R --vanilla < alphabet_chrom.R
--f
<input file> --k <number_of_epi_letter> --d <dictionary_file>--r <0> --o <mutilple_epigenome_filename>
Example: R --vanilla < alphabet_chrom.R --f example.txt --k 3 --d epi_letter.dict --r 0 --o example.epi
Please create the text file with the acronyms for the epi-letter as you want, each row is for a letter (--d parameter, e.g. epi_letter.dict), --r parameter is for creating random epi-letter-represented epigenomes (0-no, 1-yes), default 0.
It will create the multiple epigenomes for all chromatin marks with epi-letter representation in a single file (--o is parameter for output file).
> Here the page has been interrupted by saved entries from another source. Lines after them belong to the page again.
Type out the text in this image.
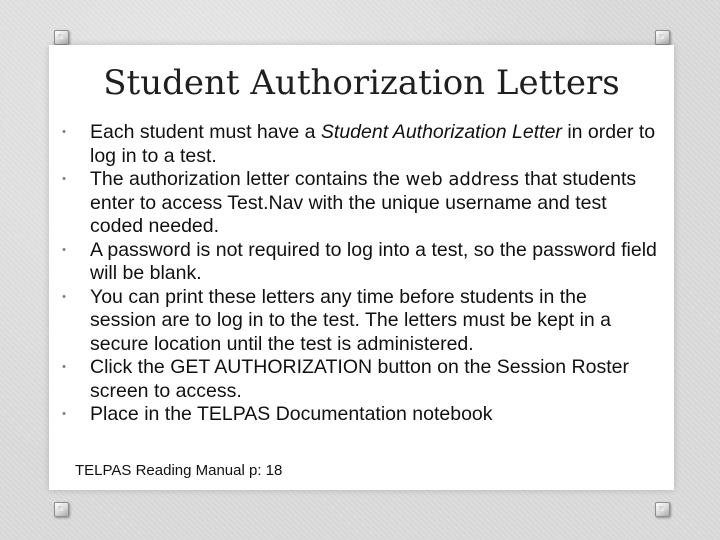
Student Authorization Letters
• Each student must have a Student Authorization Letter in order to log in to a test.
• The authorization letter contains the web address that students enter to access Test.Nav with the unique username and test coded needed.
• A password is not required to log into a test, so the password field will be blank.
• You can print these letters any time before students in the session are to log in to the test. The letters must be kept in a secure location until the test is administered.
• Click the GET AUTHORIZATION button on the Session Roster screen to access.
• Place in the TELPAS Documentation notebook
TELPAS Reading Manual p: 18
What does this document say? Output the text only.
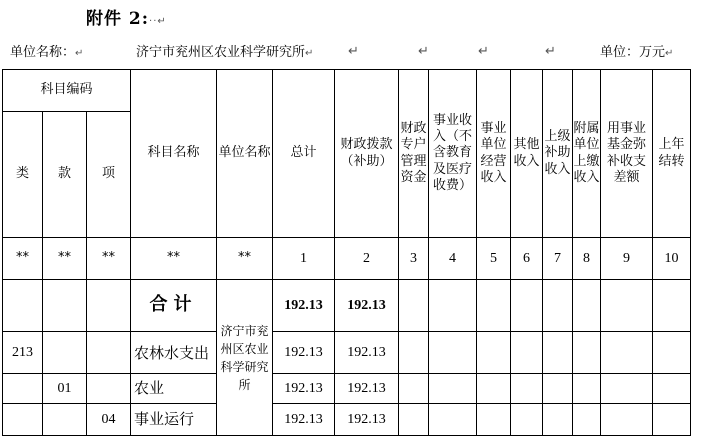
附件 2:··↵
单位名称：↵	济宁市兖州区农业科学研究所↵	↵	↵	↵	↵	单位：万元↵
科目编码			科目名称	单位名称	总计	财政拨款（补助）	财政专户管理资金	事业收入（不含教育及医疗收费）	事业单位经营收入	其他收入	上级补助收入	附属单位上缴收入	用事业基金弥补收支差额	上年结转
类	款	项												
**	**	**	**	**	1	2	3	4	5	6	7	8	9	10
			合计	济宁市兖州区农业科学研究所	192.13	192.13								
213			农林水支出		192.13	192.13								
	01		农业		192.13	192.13								
		04	事业运行		192.13	192.13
It also creates the look-up dictionary (.dict) listing all the tiles with coordinates, signals and letter_ID assigned and the epi-letter string file (.dna) for each individual mark. The coordinate file (.coor) is created for using in the next step.
3.1 Scanning for the epigenetic patterns
perl epimotif_scanning.pl -f <mutilple_epigenome_filename> (currently only support column patterns)
Example: perl epimotif_scanning.pl -f example.epi
It will create a file with ".cols" that list all column patterns and the corresponding frequency of its appreances (in the file .cols.freq).
3.2 Using R to make a unique column file for removing the repeated patterns for efficient computation of Hamming distance between patterns, for example:
write.table(unique(read.table("example.epi.cols.freq")), "example.epi.cols.freq.uniq", sep = "\t", quote=F, row.names=F, col.names=F)
OR using shell command-line as following:
sort example.epi.cols.freq | uniq > example.epi.cols.freq.uniq
example.epi.cols.freq.uniq is the file of unique column patterns. The orginal pattern file (example.epi.cols) is still necessary for tracing back the corresponding location in the genome.
3.3 Computing Hamming distance matrix for clustering
perl hamming_distance.pl -f <column_pattern_file>
Example: perl hamming_distance.pl -f example.epi.cols.freq.uniq
It will output the .hamming file that can be used for clustering, for example with k-mean method in R in the next step.
3.4 Clustering
R --vanilla < try_clustering.R
--f <hamming_distance_file> --u <unique_pattern_file> --c <column_pattern_file> --k <number_of_cluster>
Example: R --vanilla < try_clustering.R --f example.epi.cols.freq.uniq.hamming --u example.epi.cols.freq.uniq --c example.epi.cols --k 4
It will output for each cluster one file (named cluster_xx, xx is the cluster_id) consiting of the pattern, coordinates and cluster_id. It also extract the pattern (the 2nd column in the file .logo) for the logo representation in the next step.